In the play, the woman works as a stenographer and lives with her mother. She follows the rituals that society expects of a woman, however resistant she may feel about them, and subsequently marries her boss, whom she finds repulsive. After having a baby with him, followed by an affair with a younger man who fuels her lust for life, she is driven to murder, found guilty and executed. (Wikipedia)

"This show has been very interesting to put on, especially since Sophie Treadwell was an amazing Mexican-American female playwright who isn't generally acknowledged in most theater anthologies," said dramaturg Audrey Johnsen.

Director Dr. Jennifer Popple said she has wanted to direct this play ever since she first read it 15 years ago.

"As theatre scholars challenge the restrictions of our traditional canon, plays like this one have risen up as masterpieces that were just shuffled to the side because they were written by traditionally marginalized people, in this case, a female playwright," she said. "I would contend that "Machinal" is the greatest Expressionist play ever written and I am thrilled that so many theatres and scholars are studying and performing it.
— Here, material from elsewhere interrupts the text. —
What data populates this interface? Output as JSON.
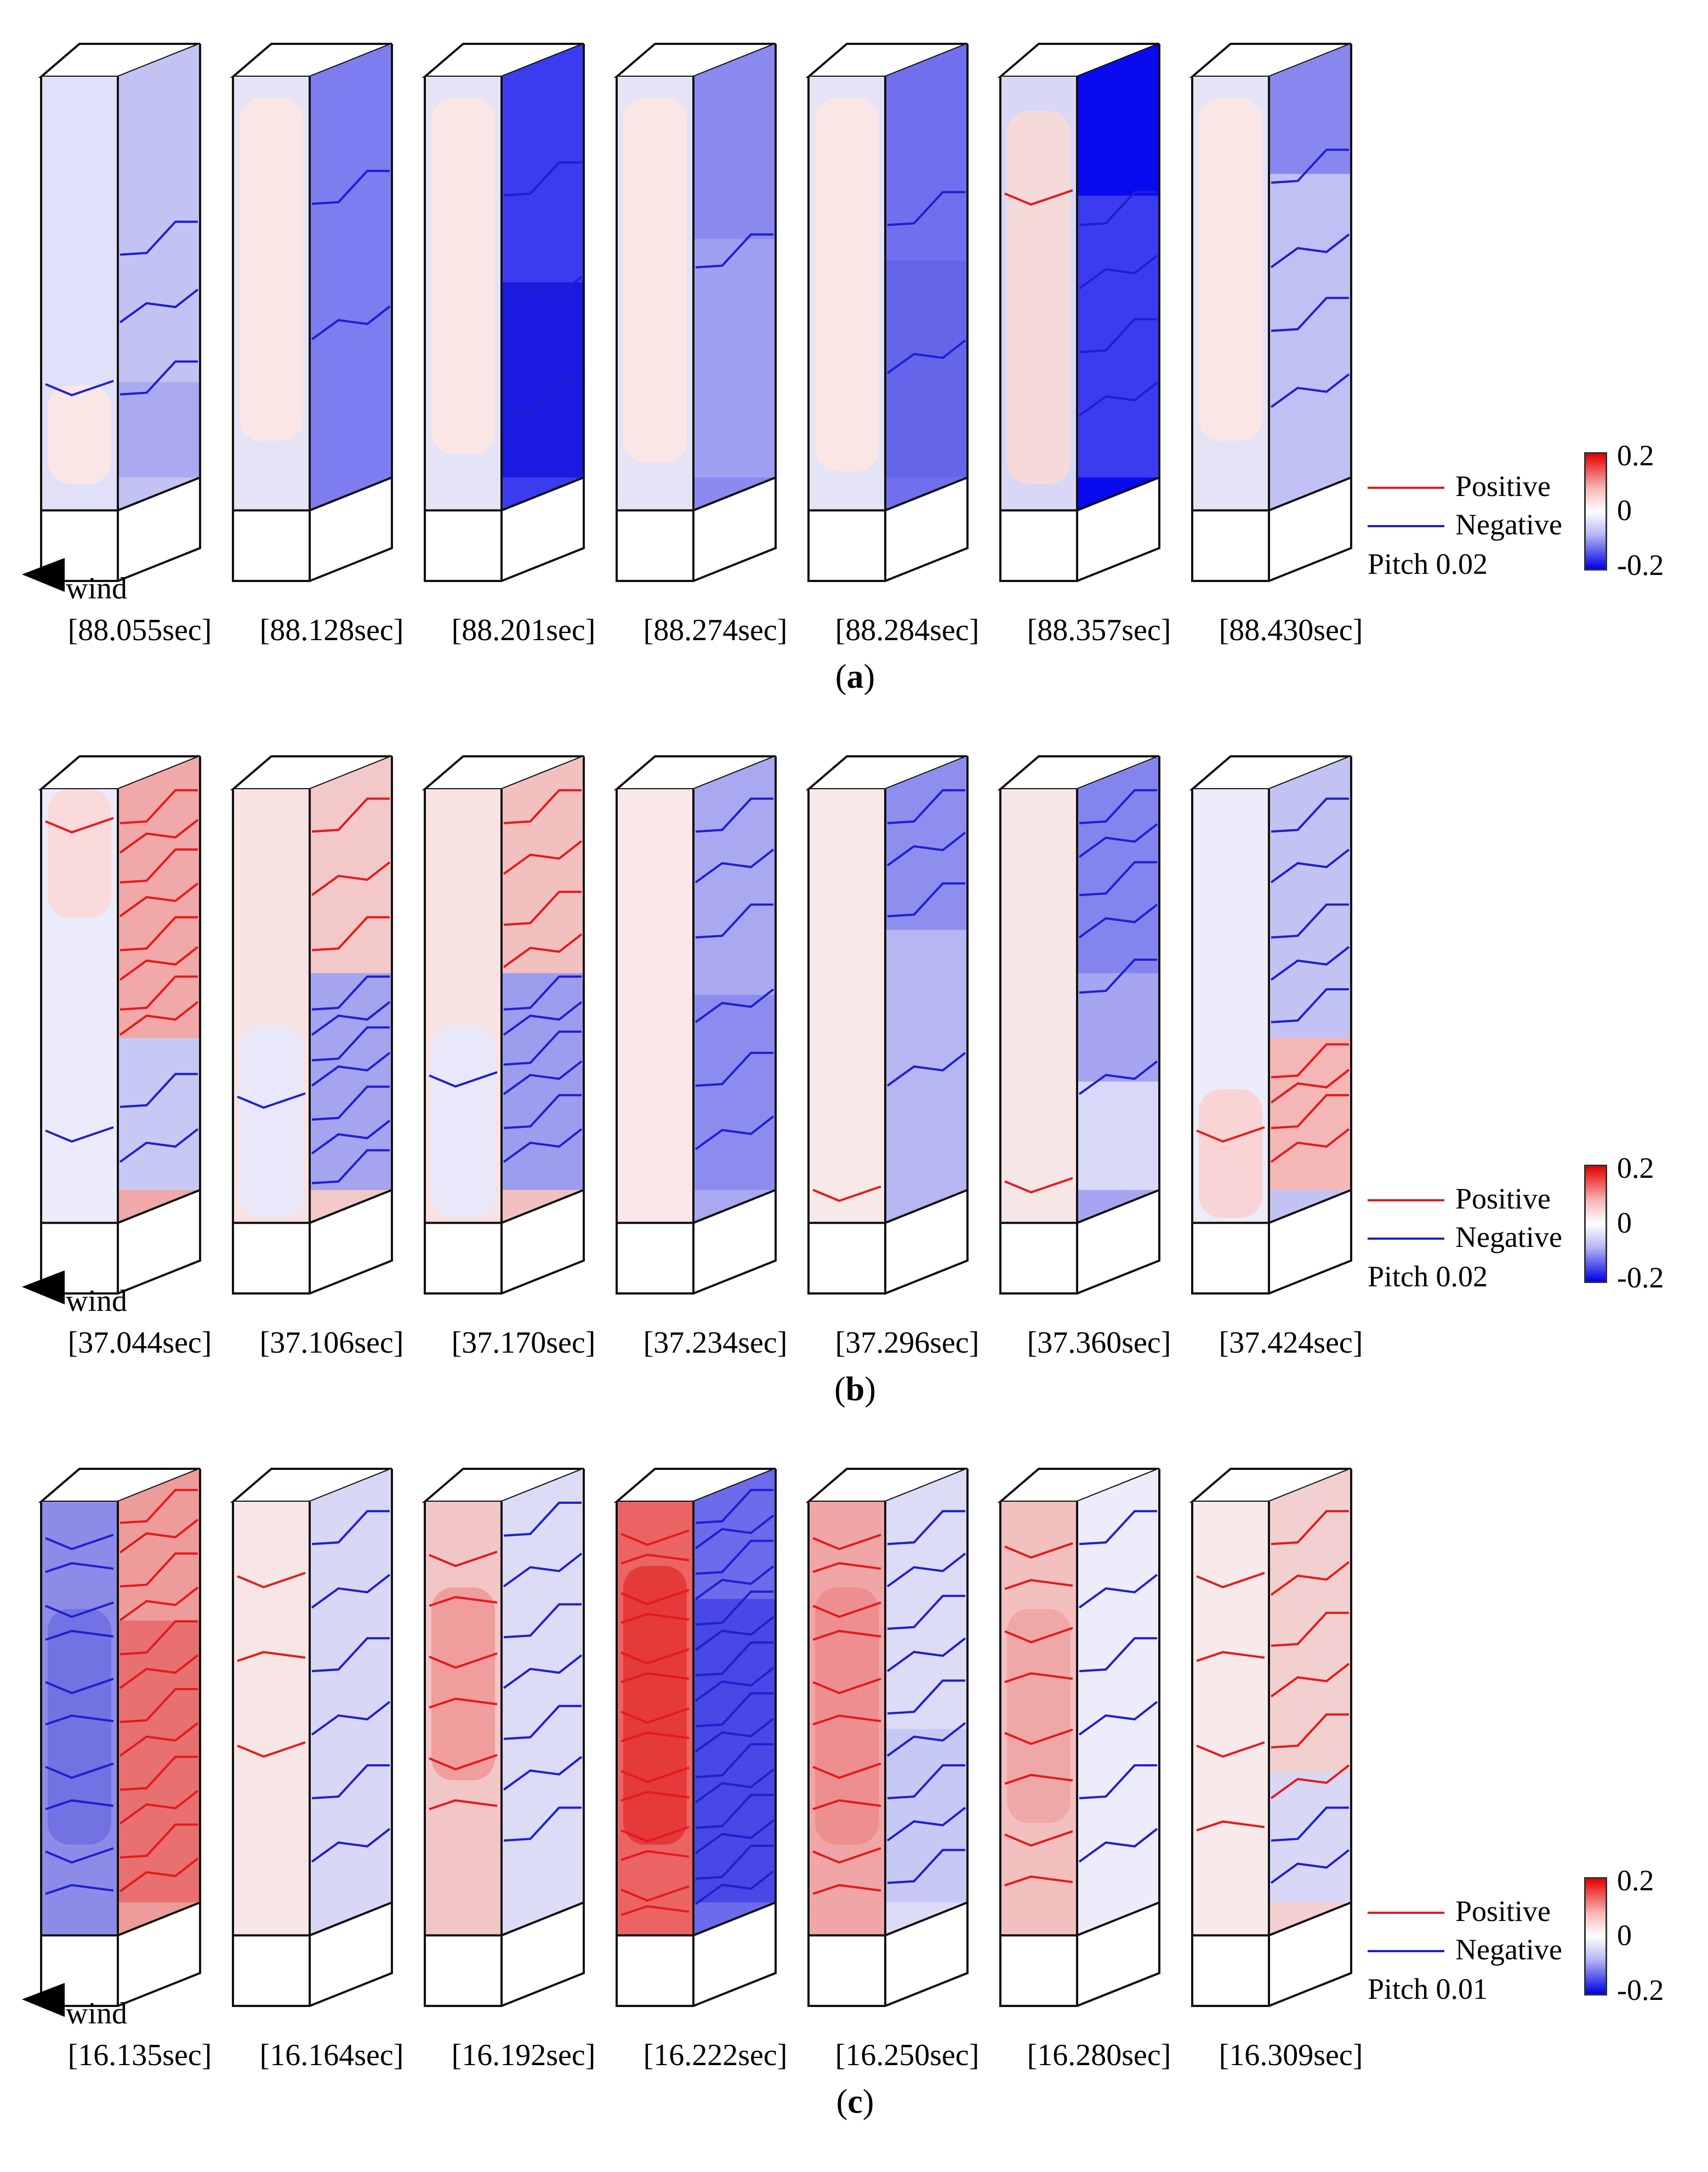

"The play is about a real woman but feels as urgent today as it must have when it premiered in 1928. The play's focus, the person who doesn't fit in to a cold, impersonal world, is moving and important to discuss today."

She said the cast and crew have enjoyed the creative process of preparing "Machinal," and working with a beatboxer, senior Caleb Ivey, in order to bring the sounds of this "world" to life each performance.

"I have never used choreography in a non-musical," she said, "but we have had a movement coach who has helped with the mechanized movements of the actors when they are inside the "machine." Between that and the live sound production by our student beatboxer, it has been my most challenging play to date. But the work is exciting and raw, and it will be amazing to see it all come together."

Assistant director junior Keila Saucedo said the large production team and intimate cast dynamic created a community of learning.

"This is a model I was first introduced to by having Dr. Popple as a professor," she said. "She creates an even playing field so that everyone, regardless of role or position, had the artistic integrity to make their own creative choices and flourish. It also means that when other people don't agree, we talk about it openly, we see how it works and we come together to decide what is best for the show."

"Machinal" features students Christine Broughton, Debo Balogun, Keenan Odenkirk, Emily Mason, Emily Johnson, Andrew Gilson, Thomas Hand, Sarah Baker, Joshua Pride and Jenna Stitt.

Students Lauren Davis and Joe Oliger are the stage manager and assistant stage manager. Lindsey Graham serves as movement coach, and Allyson Jesse is makeup designer.

Augustana faculty/staff involved in the project are Andy Gutshall, technical director/lighting designer and Ellen Dixon, costume designer. The set was designed by Augustana alumna Susan Holgersson, who designed last season's "Aesop's (Oh So Slightly) Updated Fables" and "As You Like It."

"Machinal" contains adult themes and may not be appropriate for younger audiences.